Consumer Price Index: Headline Inflation Eases a Bit
August 16, 2016
by Doug Short
The Bureau of Labor Statistics released the July CPI data this morning. The year-over-year nonseasonally adjusted Headline CPI came in at 0.84%, down from 1.01% the previous month. Year-over-year Core CPI (ex Food and Energy) came in at 2.20%, little changed from the previous month's 2.26%, although rounded to a decimal it's slight decrease from 2.3% to 2.2%.
Here is the introduction from the BLS summary, which leads with the seasonally adjusted monthly data:
The Consumer Price Index for All Urban Consumers (CPI-U) was unchanged in July on a seasonally adjusted basis, the U.S. Bureau of Labor Statistics reported today. Over the last 12 months, the all items index rose 0.8 percent before seasonal adjustment.
The energy index declined in July and the food index was unchanged. The index for all items less food and energy rose, but posted its smallest increase since March. As a result, the all items index was unchanged after rising in each of the 4 previous months.
The energy index fell 1.6 percent after rising in each of the last four months. The decline was due to a sharp decrease in the gasoline index; other energy indexes were mixed.
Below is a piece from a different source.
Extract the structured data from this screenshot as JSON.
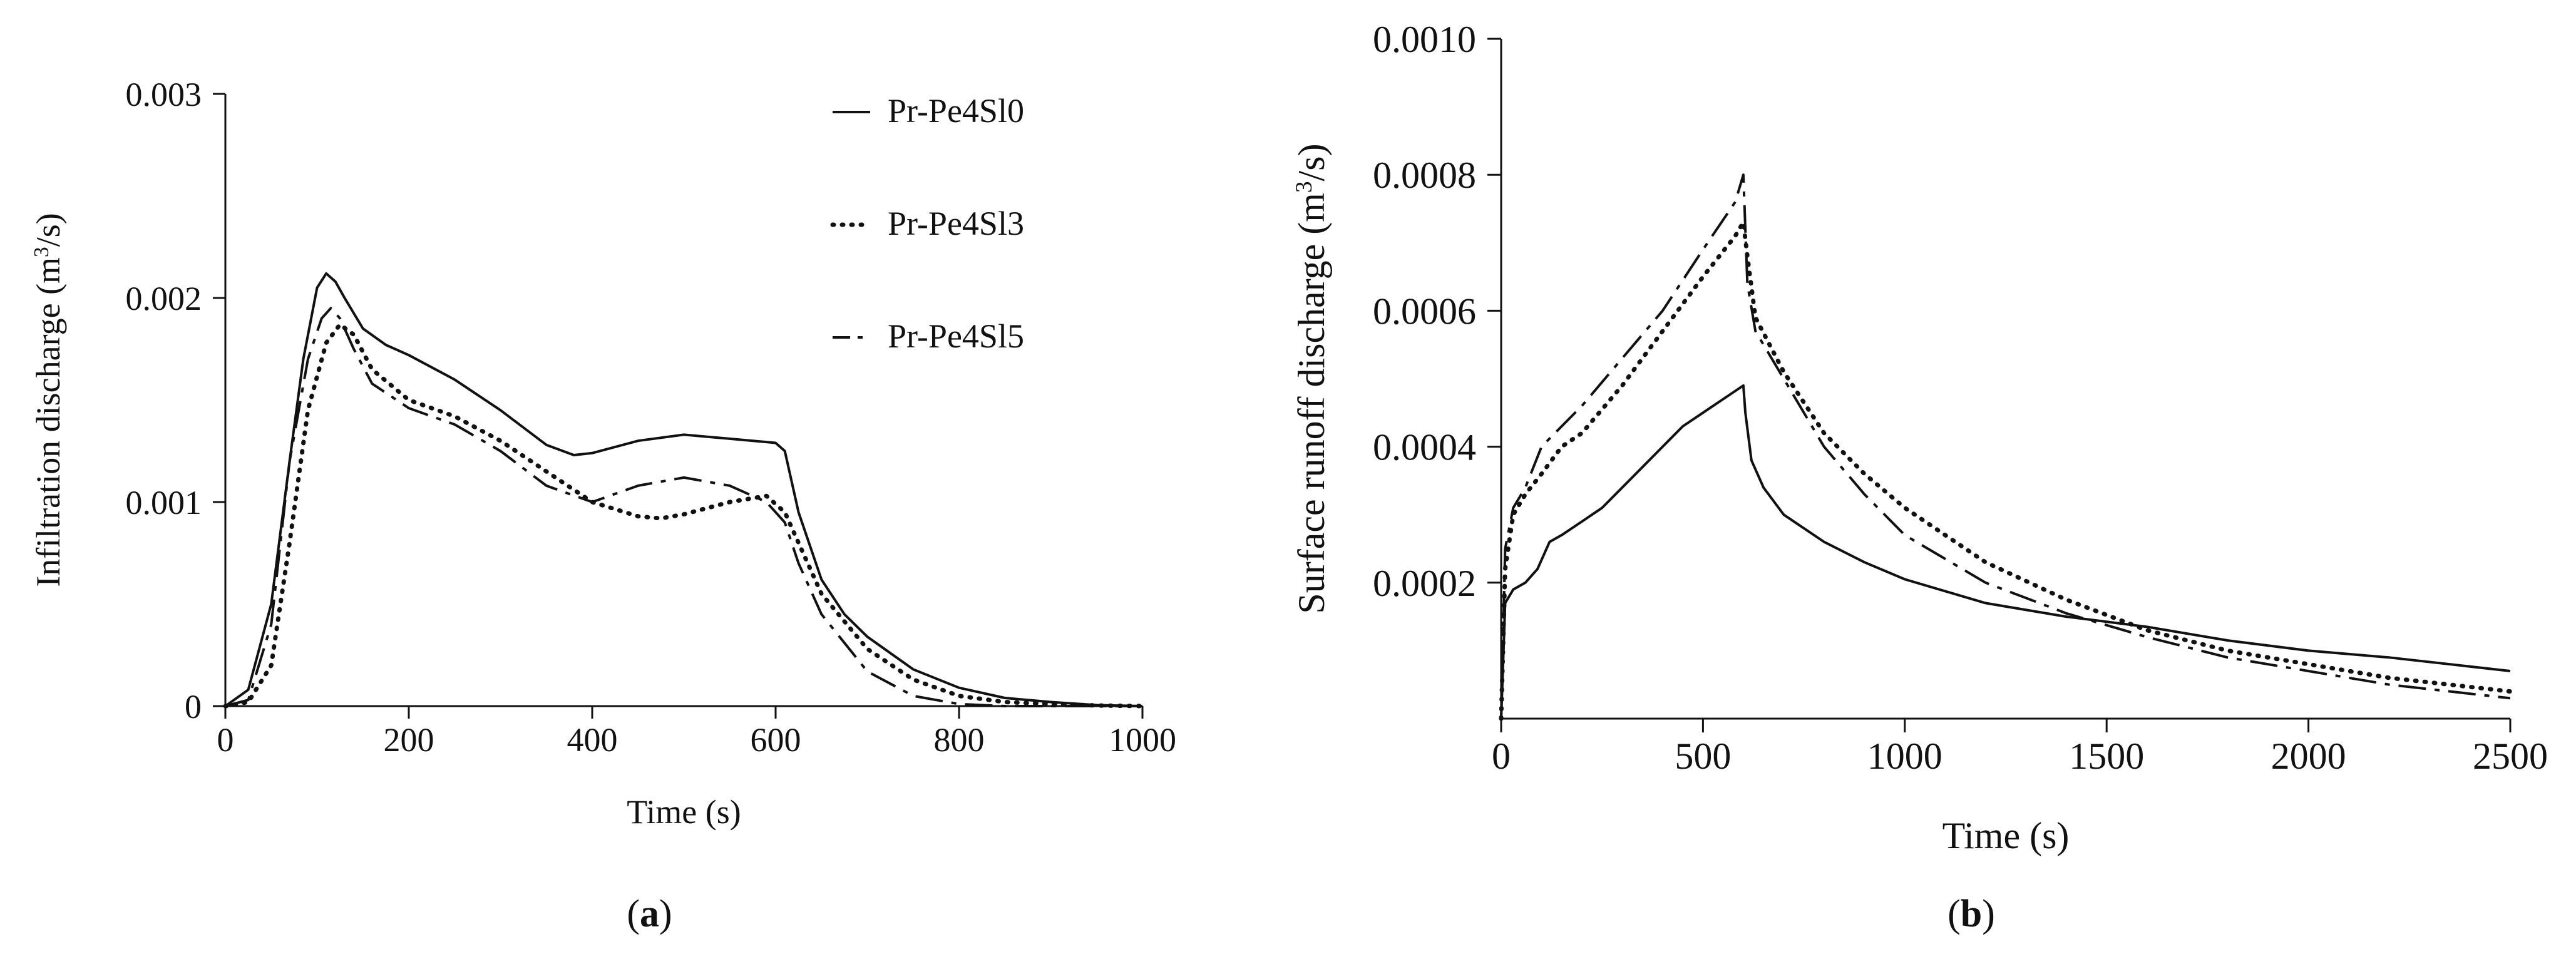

The food at home index declined 0.2 percent as four of the six major grocery store food group indexes decreased, while the index for food away from home rose 0.2 percent. [More…]
Investing.com was looking for a 0.1% increase MoM in seasonally adjusted Headline CPI and 0.2% in Core CPI. Year-over-year forecasts were 0.9% for Headline and 2.3% for Core.
The first chart is an overlay of Headline CPI and Core CPI (the latter excludes Food and Energy) since the turn of the century. The highlighted two percent level is the Federal Reserve's Core inflation target for the CPI's cousin index, the BEA's Personal Consumptions Expenditures (PCE) price index.
The next chart shows both series since 1957, which was the first time the government began tracking Core Inflation.
In the wake of the Great Recession, two percent has been the Fed's target for core inflation. However, at their December 2012 FOMC meeting, the inflation ceiling was raised to 2.5% while their accommodative measures (low Fed Funds Rate and quantitative easing) were in place. They have since reverted to the two percent target in their various FOMC documents.
Federal Reserve policy, which in recent history has focused on core inflation measured by the core PCE Price Index, will see that the more familiar core CPI is above the PCE target range of 2 percent.